Kegiatan ini melibatkan 50 peserta yang terdiri dari guru dan siswa. Peserta mengikuti kegiatan dengan antusias dan aktif dalam sesi diskusi.
Dalam sambutannya, Kepala Tim Cegah Densus 88, IPTU Teguh Pribadi, S.E., menyampaikan bahwa kegiatan sosialisasi ini bertujuan meningkatkan pemahaman pelajar tentang bahaya paham Intoleransi, Radikalisme, dan Terorisme (IRET).
Sementara itu, Givan sebagai salah satu narasumber menjelaskan pentingnya kewaspadaan terhadap penyebaran paham menyimpang di lingkungan pendidikan.
Givan, juga menekankan peran pelajar dalam menjaga nilai kebangsaan.
“Pelajar harus memiliki pemahaman yang kuat tentang nilai kebangsaan agar tidak mudah terpengaruh oleh paham intoleransi, radikalisme, dan terorisme,” ujarnya.
Selanjutnya, Givan menegaskan bahwa lingkungan sekolah harus menjadi ruang aman dari pengaruh negatif.
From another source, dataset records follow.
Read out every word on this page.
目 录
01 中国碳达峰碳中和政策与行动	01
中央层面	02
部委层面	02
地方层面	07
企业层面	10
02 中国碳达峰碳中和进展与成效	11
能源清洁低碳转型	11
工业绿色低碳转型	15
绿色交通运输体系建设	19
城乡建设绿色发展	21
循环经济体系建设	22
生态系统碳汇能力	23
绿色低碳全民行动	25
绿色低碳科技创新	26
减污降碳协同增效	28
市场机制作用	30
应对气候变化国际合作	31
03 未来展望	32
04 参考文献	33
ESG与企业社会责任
Guru dan siswa perlu membangun komunikasi yang sehat dan terbuka.
“Kami mengajak seluruh elemen sekolah untuk bersama-sama mencegah masuknya paham IRET di lingkungan pendidikan,” tambahnya.
Kolaborasi ini diharapkan mampu menciptakan generasi muda yang cinta tanah air dan berwawasan kebangsaan.